In a Thursday report, analyst Juliana Cai says that the group’s weak financial position is worrisome as its net gearing reached a record high of 204% following aggressive acquisitions in the past years.
“The interest coverage ratio was below 1x base on the FY17 full year result and the group is in a net liability position,” says Cai.
But management says it has sufficient cash to support the group’s operations after its debt is due and Cai says the group is also slowing down its pace of acquisitions to avoid its cost from increasing more than its revenue.
The group has just terminated its proposed acquisition of Park Food Manufacturing and extended the exclusive period for the proposed acquisition for Lavish Dine and Asia Farm.

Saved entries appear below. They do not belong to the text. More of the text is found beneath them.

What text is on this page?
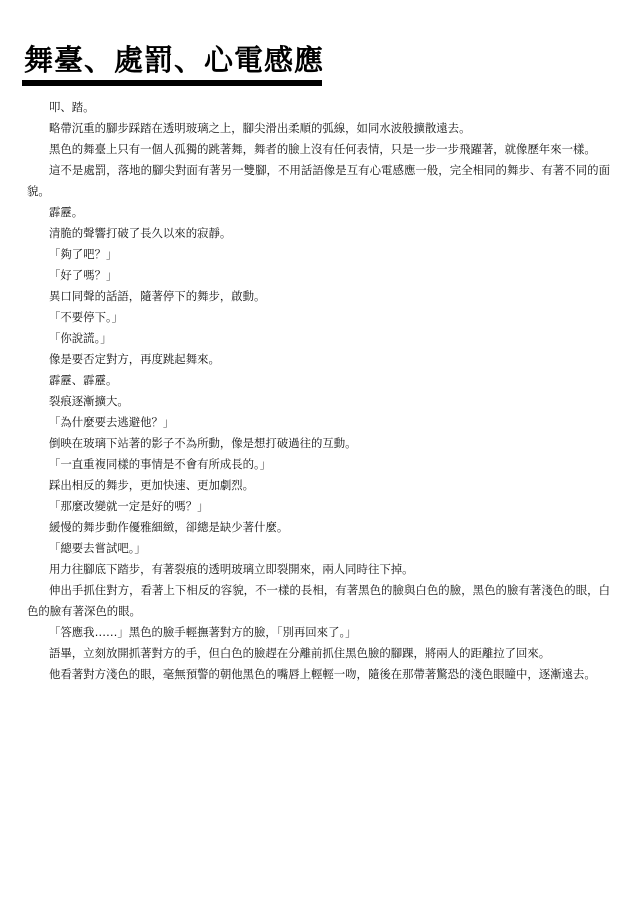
舞臺、處罰、心電感應

叩、踏。

略帶沉重的腳步踩踏在透明玻璃之上，腳尖滑出柔順的弧線，如同水波般擴散遠去。

黑色的舞臺上只有一個人孤獨的跳著舞，舞者的臉上沒有任何表情，只是一步一步飛躍著，就像歷年來一樣。

這不是處罰，落地的腳尖對面有著另一雙腳，不用話語像是互有心電感應一般，完全相同的舞步、有著不同的面貌。

霹靂。

清脆的聲響打破了長久以來的寂靜。

「夠了吧？」

「好了嗎？」

異口同聲的話語，隨著停下的舞步，啟動。

「不要停下。」

「你說謊。」

像是要否定對方，再度跳起舞來。

霹靂、霹靂。

裂痕逐漸擴大。

「為什麼要去逃避他？」

倒映在玻璃下站著的影子不為所動，像是想打破過往的互動。

「一直重複同樣的事情是不會有所成長的。」

踩出相反的舞步，更加快速、更加劇烈。

「那麼改變就一定是好的嗎？」

緩慢的舞步動作優雅細緻，卻總是缺少著什麼。

「總要去嘗試吧。」

用力往腳底下踏步，有著裂痕的透明玻璃立即裂開來，兩人同時往下掉。

伸出手抓住對方，看著上下相反的容貌，不一樣的長相，有著黑色的臉與白色的臉，黑色的臉有著淺色的眼，白色的臉有著深色的眼。

「答應我……」黑色的臉手輕撫著對方的臉，「別再回來了。」

語畢，立刻放開抓著對方的手，但白色的臉趕在分離前抓住黑色臉的腳踝，將兩人的距離拉了回來。

他看著對方淺色的眼，毫無預警的朝他黑色的嘴唇上輕輕一吻，隨後在那帶著驚恐的淺色眼瞳中，逐漸遠去。
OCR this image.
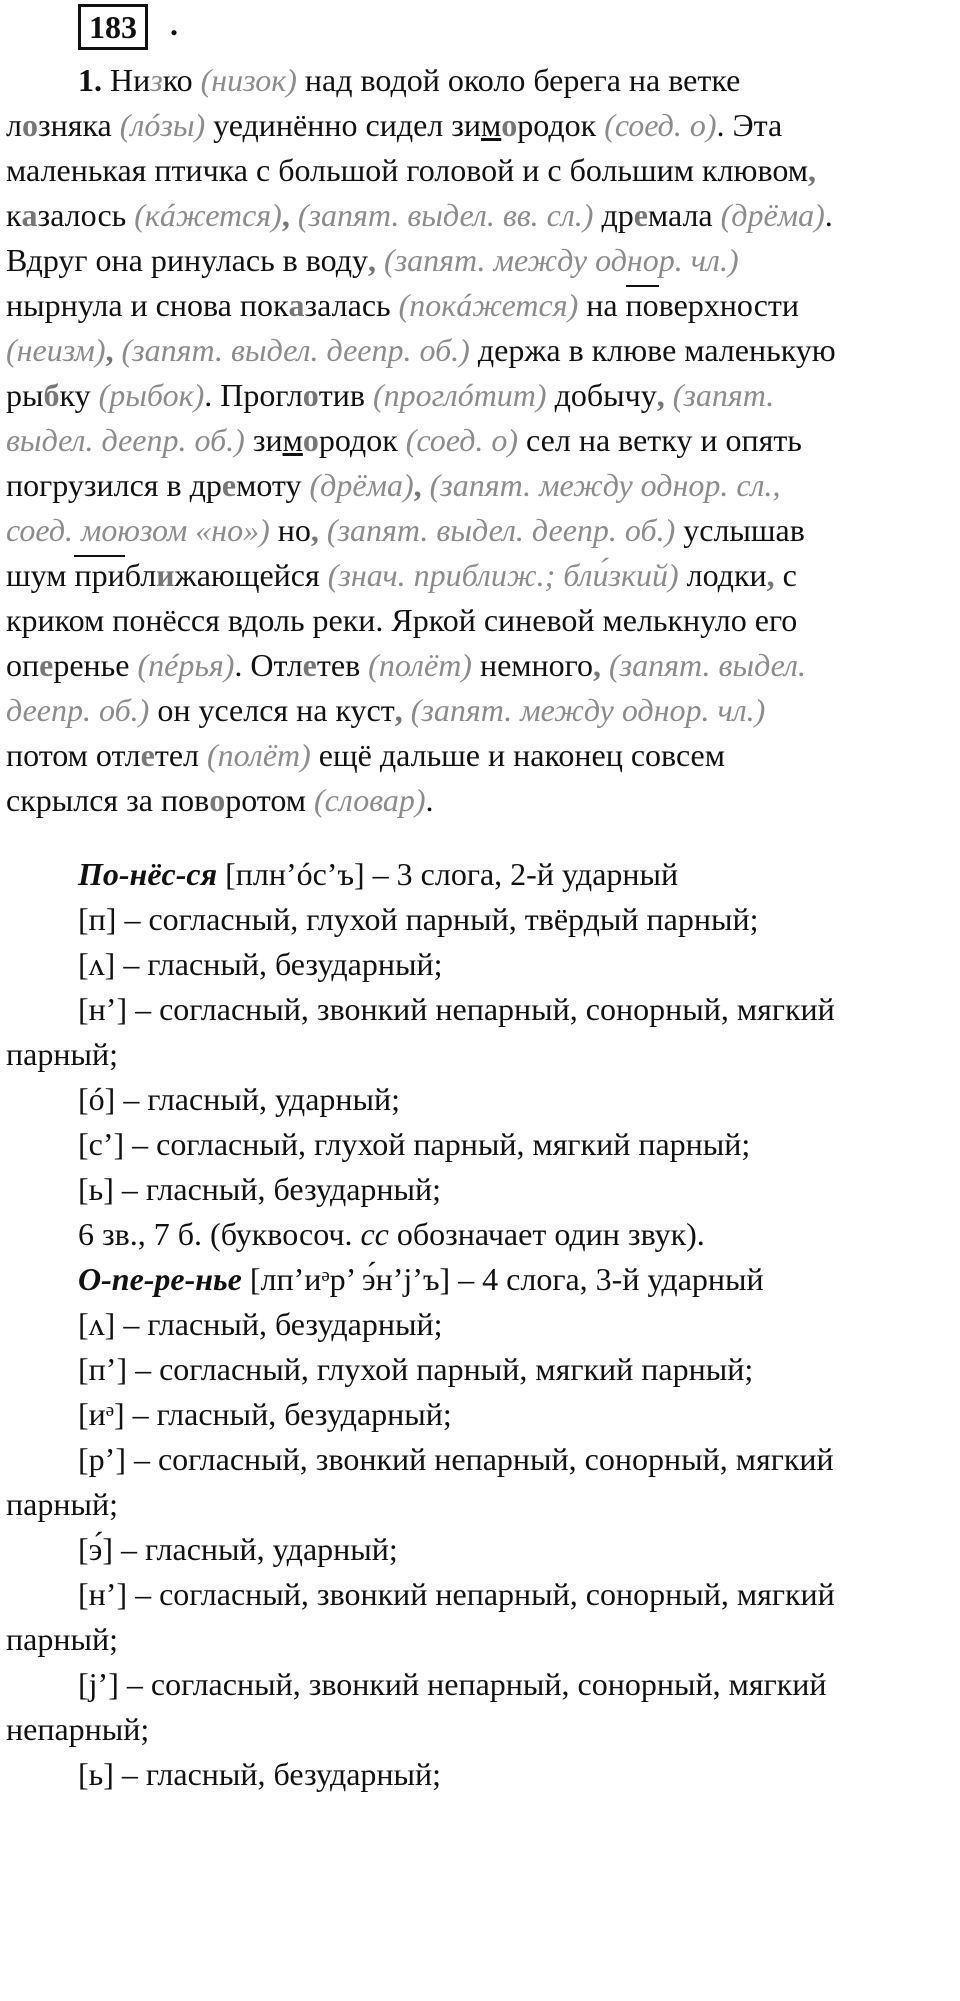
183	.
1. Низко (низок) над водой около берега на ветке
лозняка (лóзы) уединённо сидел зимородок (соед. о). Эта
маленькая птичка с большой головой и с большим клювом,
казалось (кáжется), (запят. выдел. вв. сл.) дремала (дрёма).
Вдруг она ринулась в воду, (запят. между однор. чл.)
нырнула и снова показалась (покáжется) на поверхности
(неизм), (запят. выдел. деепр. об.) держа в клюве маленькую
рыбку (рыбок). Проглотив (проглóтит) добычу, (запят.
выдел. деепр. об.) зимородок (соед. о) сел на ветку и опять
погрузился в дремоту (дрёма), (запят. между однор. сл.,
соед. моюзом «но») но, (запят. выдел. деепр. об.) услышав
шум приближающейся (знач. приближ.; бли́зкий) лодки, с
криком понёсся вдоль реки. Яркой синевой мелькнуло его
оперенье (пéрья). Отлетев (полёт) немного, (запят. выдел.
деепр. об.) он уселся на куст, (запят. между однор. чл.)
потом отлетел (полёт) ещё дальше и наконец совсем
скрылся за поворотом (словар).
По-нёс-ся [плн’óс’ъ] – 3 слога, 2-й ударный
[п] – согласный, глухой парный, твёрдый парный;
[ʌ] – гласный, безударный;
[н’] – согласный, звонкий непарный, сонорный, мягкий
парный;
[ó] – гласный, ударный;
[с’] – согласный, глухой парный, мягкий парный;
[ь] – гласный, безударный;
6 зв., 7 б. (буквосоч. сс обозначает один звук).
О-пе-ре-нье [лп’иᵊр’ э́н’j’ъ] – 4 слога, 3-й ударный
[ʌ] – гласный, безударный;
[п’] – согласный, глухой парный, мягкий парный;
[иᵊ] – гласный, безударный;
[р’] – согласный, звонкий непарный, сонорный, мягкий
парный;
[э́] – гласный, ударный;
[н’] – согласный, звонкий непарный, сонорный, мягкий
парный;
[j’] – согласный, звонкий непарный, сонорный, мягкий
непарный;
[ь] – гласный, безударный;
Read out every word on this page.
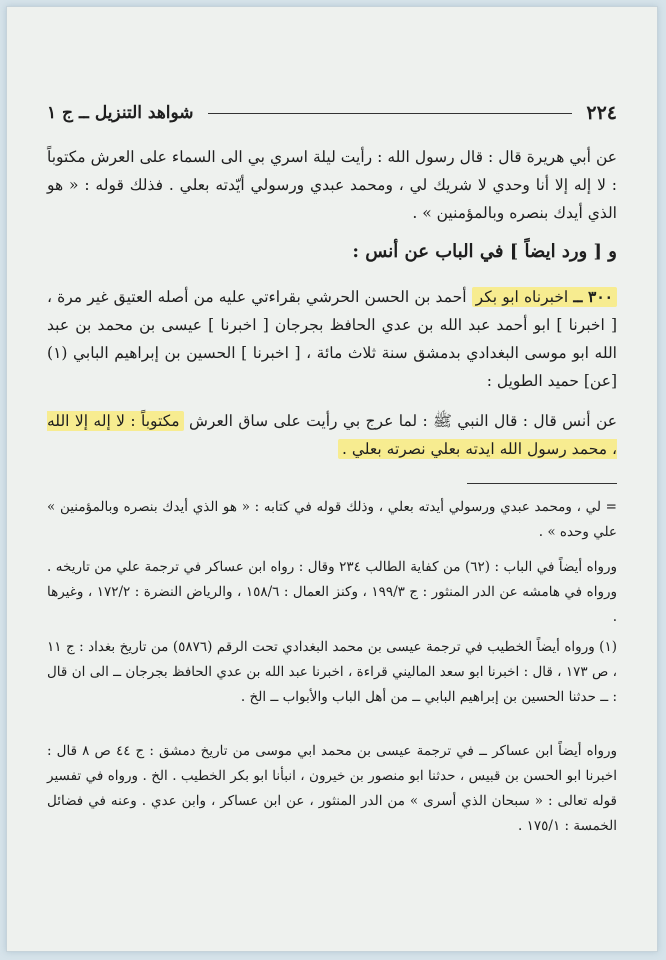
٢٢٤
شواهد التنزيل ــ ج ١
عن أبي هريرة قال : قال رسول الله : رأيت ليلة اسري بي الى السماء على العرش مكتوباً : لا إله إلا أنا وحدي لا شريك لي ، ومحمد عبدي ورسولي أيّدته بعلي . فذلك قوله : « هو الذي أيدك بنصره وبالمؤمنين » .
و [ ورد ايضاً ] في الباب عن أنس :
٣٠٠ ــ اخبرناه ابو بكر أحمد بن الحسن الحرشي بقراءتي عليه من أصله العتيق غير مرة ، [ اخبرنا ] ابو أحمد عبد الله بن عدي الحافظ بجرجان [ اخبرنا ] عيسى بن محمد بن عبد الله ابو موسى البغدادي بدمشق سنة ثلاث مائة ، [ اخبرنا ] الحسين بن إبراهيم البابي (١) [عن] حميد الطويل :
عن أنس قال : قال النبي ﷺ : لما عرج بي رأيت على ساق العرش مكتوباً : لا إله إلا الله ، محمد رسول الله ايدته بعلي نصرته بعلي .
= لي ، ومحمد عبدي ورسولي أيدته بعلي ، وذلك قوله في كتابه : « هو الذي أيدك بنصره وبالمؤمنين » علي وحده » .
ورواه أيضاً في الباب : (٦٢) من كفاية الطالب ٢٣٤ وقال : رواه ابن عساكر في ترجمة علي من تاريخه . ورواه في هامشه عن الدر المنثور : ج ١٩٩/٣ ، وكنز العمال : ١٥٨/٦ ، والرياض النضرة : ١٧٢/٢ ، وغيرها .
(١) ورواه أيضاً الخطيب في ترجمة عيسى بن محمد البغدادي تحت الرقم (٥٨٧٦) من تاريخ بغداد : ج ١١ ، ص ١٧٣ ، قال : اخبرنا ابو سعد الماليني قراءة ، اخبرنا عبد الله بن عدي الحافظ بجرجان ــ الى ان قال : ــ حدثنا الحسين بن إبراهيم البابي ــ من أهل الباب والأبواب ــ الخ .
ورواه أيضاً ابن عساكر ــ في ترجمة عيسى بن محمد ابي موسى من تاريخ دمشق : ج ٤٤ ص ٨ قال : اخبرنا ابو الحسن بن قبيس ، حدثنا ابو منصور بن خيرون ، انبأنا ابو بكر الخطيب . الخ . ورواه في تفسير قوله تعالى : « سبحان الذي أسرى » من الدر المنثور ، عن ابن عساكر ، وابن عدي . وعنه في فضائل الخمسة : ١٧٥/١ .
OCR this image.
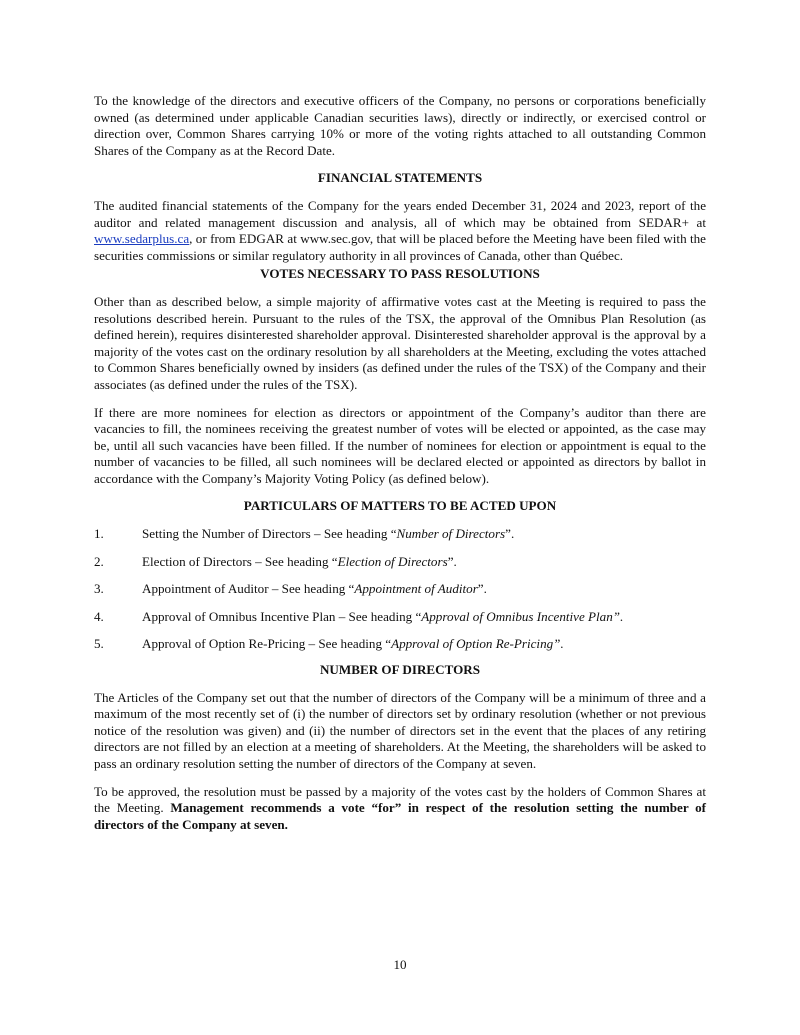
To the knowledge of the directors and executive officers of the Company, no persons or corporations beneficially owned (as determined under applicable Canadian securities laws), directly or indirectly, or exercised control or direction over, Common Shares carrying 10% or more of the voting rights attached to all outstanding Common Shares of the Company as at the Record Date.

FINANCIAL STATEMENTS

The audited financial statements of the Company for the years ended December 31, 2024 and 2023, report of the auditor and related management discussion and analysis, all of which may be obtained from SEDAR+ at www.sedarplus.ca, or from EDGAR at www.sec.gov, that will be placed before the Meeting have been filed with the securities commissions or similar regulatory authority in all provinces of Canada, other than Québec.

VOTES NECESSARY TO PASS RESOLUTIONS

Other than as described below, a simple majority of affirmative votes cast at the Meeting is required to pass the resolutions described herein. Pursuant to the rules of the TSX, the approval of the Omnibus Plan Resolution (as defined herein), requires disinterested shareholder approval. Disinterested shareholder approval is the approval by a majority of the votes cast on the ordinary resolution by all shareholders at the Meeting, excluding the votes attached to Common Shares beneficially owned by insiders (as defined under the rules of the TSX) of the Company and their associates (as defined under the rules of the TSX).

If there are more nominees for election as directors or appointment of the Company’s auditor than there are vacancies to fill, the nominees receiving the greatest number of votes will be elected or appointed, as the case may be, until all such vacancies have been filled. If the number of nominees for election or appointment is equal to the number of vacancies to be filled, all such nominees will be declared elected or appointed as directors by ballot in accordance with the Company’s Majority Voting Policy (as defined below).

PARTICULARS OF MATTERS TO BE ACTED UPON
1.	Setting the Number of Directors – See heading “Number of Directors”.
2.	Election of Directors – See heading “Election of Directors”.
3.	Appointment of Auditor – See heading “Appointment of Auditor”.
4.	Approval of Omnibus Incentive Plan – See heading “Approval of Omnibus Incentive Plan”.
5.	Approval of Option Re-Pricing – See heading “Approval of Option Re-Pricing”.
NUMBER OF DIRECTORS

The Articles of the Company set out that the number of directors of the Company will be a minimum of three and a maximum of the most recently set of (i) the number of directors set by ordinary resolution (whether or not previous notice of the resolution was given) and (ii) the number of directors set in the event that the places of any retiring directors are not filled by an election at a meeting of shareholders. At the Meeting, the shareholders will be asked to pass an ordinary resolution setting the number of directors of the Company at seven.

To be approved, the resolution must be passed by a majority of the votes cast by the holders of Common Shares at the Meeting. Management recommends a vote “for” in respect of the resolution setting the number of directors of the Company at seven.

10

In 1Q18, group revenue grew 27% to $40.6 million, mainly driven by the group’s new acquisitions U-Market Place in Jan and Hi-Q Plastic in April.
Its food catering business also grew 5% as it entered a new market segment catering to eldercare and childcare, while its food manufacturing business grew 5% after a successful launch of new products.
See: Neo Group 1Q loss narrows 74% to $0.7 mil as Food Manufacturing returns to profitability
Hence, Neo Group’s 1Q18 losses were reduced by 78% y-o-y.
In order to support its margins, the group cut its advertising and promotional activities.
Shares in Neo Group are trading 1 cent lower at 67 cents as at 11.12am.